Es ist der vielleicht furchtbarste Augenblick in seinem ganzen Leben.
Während sich in Gellerts Magen das bleierne Gefühl festsetzt, eine schrecklich falsche Entscheidung getroffen zu haben, steht er wie erstarrt da. Noch nie hat er sich so sehnlichst gewünscht, die Zeit zurückdrehen zu können, wie in diesem Moment.

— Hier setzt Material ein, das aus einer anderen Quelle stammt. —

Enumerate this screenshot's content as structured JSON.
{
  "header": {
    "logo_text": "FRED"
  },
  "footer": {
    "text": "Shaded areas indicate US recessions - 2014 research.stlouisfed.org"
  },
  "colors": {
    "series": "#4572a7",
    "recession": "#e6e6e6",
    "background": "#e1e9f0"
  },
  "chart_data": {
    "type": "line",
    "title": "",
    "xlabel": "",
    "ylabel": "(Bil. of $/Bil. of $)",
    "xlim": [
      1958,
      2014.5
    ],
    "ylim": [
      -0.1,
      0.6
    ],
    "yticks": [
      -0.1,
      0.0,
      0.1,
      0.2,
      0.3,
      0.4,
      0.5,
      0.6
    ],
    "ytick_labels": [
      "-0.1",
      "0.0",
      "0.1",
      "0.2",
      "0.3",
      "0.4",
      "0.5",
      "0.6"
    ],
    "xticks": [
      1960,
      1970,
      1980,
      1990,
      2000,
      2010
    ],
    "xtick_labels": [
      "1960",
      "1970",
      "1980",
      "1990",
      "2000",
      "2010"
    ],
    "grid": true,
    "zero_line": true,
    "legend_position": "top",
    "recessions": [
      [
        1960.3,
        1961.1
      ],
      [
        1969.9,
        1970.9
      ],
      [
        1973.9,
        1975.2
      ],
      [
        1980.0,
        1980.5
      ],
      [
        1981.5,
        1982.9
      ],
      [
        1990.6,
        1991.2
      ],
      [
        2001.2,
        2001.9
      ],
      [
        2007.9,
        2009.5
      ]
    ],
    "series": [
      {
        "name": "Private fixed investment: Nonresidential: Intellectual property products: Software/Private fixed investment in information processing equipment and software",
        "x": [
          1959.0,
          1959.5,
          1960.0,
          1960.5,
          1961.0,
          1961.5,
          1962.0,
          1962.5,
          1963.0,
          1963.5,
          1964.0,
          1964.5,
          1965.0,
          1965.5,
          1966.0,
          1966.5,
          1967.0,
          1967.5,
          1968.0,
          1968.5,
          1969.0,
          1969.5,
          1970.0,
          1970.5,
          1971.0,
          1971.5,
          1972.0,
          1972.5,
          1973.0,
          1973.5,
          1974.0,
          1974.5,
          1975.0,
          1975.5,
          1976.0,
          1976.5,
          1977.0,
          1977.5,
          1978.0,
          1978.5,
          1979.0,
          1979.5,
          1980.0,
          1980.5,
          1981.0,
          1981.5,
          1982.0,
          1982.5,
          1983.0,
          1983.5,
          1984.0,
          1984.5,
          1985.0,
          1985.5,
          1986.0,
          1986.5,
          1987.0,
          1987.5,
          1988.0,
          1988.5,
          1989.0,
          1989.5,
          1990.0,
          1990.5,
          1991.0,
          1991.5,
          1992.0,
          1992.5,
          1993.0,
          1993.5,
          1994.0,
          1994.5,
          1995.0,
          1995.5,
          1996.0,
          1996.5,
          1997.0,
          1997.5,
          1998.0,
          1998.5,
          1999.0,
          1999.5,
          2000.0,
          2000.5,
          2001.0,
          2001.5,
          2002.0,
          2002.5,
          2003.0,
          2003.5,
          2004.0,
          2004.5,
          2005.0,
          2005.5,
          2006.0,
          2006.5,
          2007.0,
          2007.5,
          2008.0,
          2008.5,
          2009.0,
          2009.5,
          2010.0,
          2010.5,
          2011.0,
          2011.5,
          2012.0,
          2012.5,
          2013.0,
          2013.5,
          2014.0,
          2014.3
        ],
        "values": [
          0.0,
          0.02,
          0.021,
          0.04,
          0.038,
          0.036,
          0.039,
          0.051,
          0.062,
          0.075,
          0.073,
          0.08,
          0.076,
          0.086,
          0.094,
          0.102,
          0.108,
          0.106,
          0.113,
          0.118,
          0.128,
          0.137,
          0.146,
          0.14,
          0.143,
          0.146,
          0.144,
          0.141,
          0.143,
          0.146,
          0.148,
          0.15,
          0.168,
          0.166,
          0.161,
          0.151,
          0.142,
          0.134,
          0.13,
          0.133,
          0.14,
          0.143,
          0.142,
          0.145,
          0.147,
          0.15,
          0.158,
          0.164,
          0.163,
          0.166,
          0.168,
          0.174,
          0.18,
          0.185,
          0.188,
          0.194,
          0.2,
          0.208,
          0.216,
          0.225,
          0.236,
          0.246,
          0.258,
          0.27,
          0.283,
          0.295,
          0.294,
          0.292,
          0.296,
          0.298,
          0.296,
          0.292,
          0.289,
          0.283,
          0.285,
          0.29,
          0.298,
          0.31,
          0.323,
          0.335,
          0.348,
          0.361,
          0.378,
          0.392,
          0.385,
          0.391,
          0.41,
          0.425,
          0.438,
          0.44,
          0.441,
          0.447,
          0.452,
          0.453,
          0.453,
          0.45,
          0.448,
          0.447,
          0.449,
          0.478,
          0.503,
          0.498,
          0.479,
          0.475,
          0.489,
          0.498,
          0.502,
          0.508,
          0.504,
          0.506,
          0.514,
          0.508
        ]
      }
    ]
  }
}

Alles in ihm schreit danach, die Augen zu schließen, sich zurückzuziehen, seine Hände von Albus zu lösen - irgendetwas zu tun.
Doch das einzige, was er schafft, ist, sein Gewicht etwas nach hinten zu verlagern und mit weit aufgerissenen Augen und rasendem Puls immer noch so schrecklich nah vor Albus zu stehen. Stumm zählt Gellert Sekunden, die ihm viel zu lang vorkommen, bis Albus ihn schließlich - nicht zurückstößt. Stattdessen die Umarmung aufgibt, um die Hände an sein Gesicht zu legen und sich zu ihm zu beugen.
Die warme Woge seiner Erleichterung trägt Gellert durch die nächsten Minuten - ihren ersten richtigen Kuss und das Gefühl von Albus’ Haaren zwischen den Fingern seiner linken Hand. Sie reden nicht wirklich, kaum mehr als hin und wieder gemurmelte Sätze wie: »Alles in Ordnung?« - auch nicht, als sie schließlich nebeneinander auf Gellerts Bett liegen.
Aber es reicht. Ihre miteinander verschränkten Finger und die gelegentlichen Küsse sind alles, was Gellert braucht, um sich glücklich und sicher zu fühlen, und in dieser Nacht wird Albus endgültig zu seinem Ausweg aus der Leere.